From the Department of Medicine, The New York Hospital-Cornell Medical Center, New York, N.Y., USA

Abstract:Clinical features, predisposing factors, precipitating events, laboratory and hemodynamic observations, pathologic findings, prognostic indicators and the results of therapy are surveyed for 73 patients in whom shock developed after acute myocardial infarction. The incidence of shock was 15 percent, and the mortality 86 percent. It was not possible to differentiate patients with shock from those with acute infarction alone on the basis of age, anamnestic data, delay before hospitalization or anatomic location of infarction. No precipitating cause for shock other than acute infarction itself was consistently present. Hypovolemia, anemia, arrhythmia and drugs could not be incriminated as important factors in the genesis of shock. Extensive myocardial damage, coronary atherosclerosis and left ventricular hypertrophy were found at postmortem examination in most patients who died, but similar findings were noted in a group of patients in the coronary care unit who died without evidence of shock during the period of the study.

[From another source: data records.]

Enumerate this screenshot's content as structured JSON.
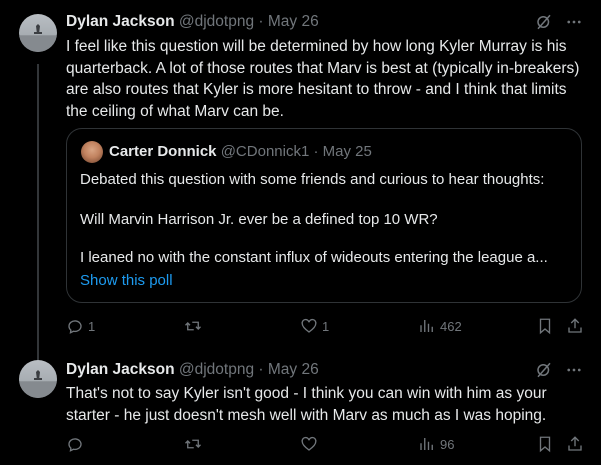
{
  "tweets": [
    {
      "name": "Dylan Jackson",
      "handle": "@djdotpng",
      "separator": "·",
      "date": "May 26",
      "text": "I feel like this question will be determined by how long Kyler Murray is his quarterback. A lot of those routes that Marv is best at (typically in-breakers) are also routes that Kyler is more hesitant to throw - and I think that limits the ceiling of what Marv can be.",
      "quote": {
        "name": "Carter Donnick",
        "handle": "@CDonnick1",
        "separator": "·",
        "date": "May 25",
        "line1": "Debated this question with some friends and curious to hear thoughts:",
        "line2": "Will Marvin Harrison Jr. ever be a defined top 10 WR?",
        "line3": "I leaned no with the constant influx of wideouts entering the league a...",
        "link": "Show this poll"
      },
      "actions": {
        "replies": "1",
        "retweets": "",
        "likes": "1",
        "views": "462"
      }
    },
    {
      "name": "Dylan Jackson",
      "handle": "@djdotpng",
      "separator": "·",
      "date": "May 26",
      "text": "That's not to say Kyler isn't good - I think you can win with him as your starter - he just doesn't mesh well with Marv as much as I was hoping.",
      "actions": {
        "replies": "",
        "retweets": "",
        "likes": "",
        "views": "96"
      }
    }
  ],
  "icons": [
    "grok-icon",
    "more-icon",
    "reply-icon",
    "retweet-icon",
    "like-icon",
    "views-icon",
    "bookmark-icon",
    "share-icon"
  ],
  "colors": {
    "background": "#000000",
    "text": "#e7e9ea",
    "muted": "#71767b",
    "link": "#1d9bf0",
    "border": "#2f3336"
  }
}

Delay in onset of shock in many cases suggested progression of cardiac damage after the initial clinical event. Hemodynamic studies in 19 patients showed that cardiac index was less than half of the normal index, stroke volume index about a third of normal, and peripheral resistance generally increased. We conclude that patients who have the highest risk can be identified from various clinical and hemodynamic observations. It is appropriate to consider such patients for unconventional therapy.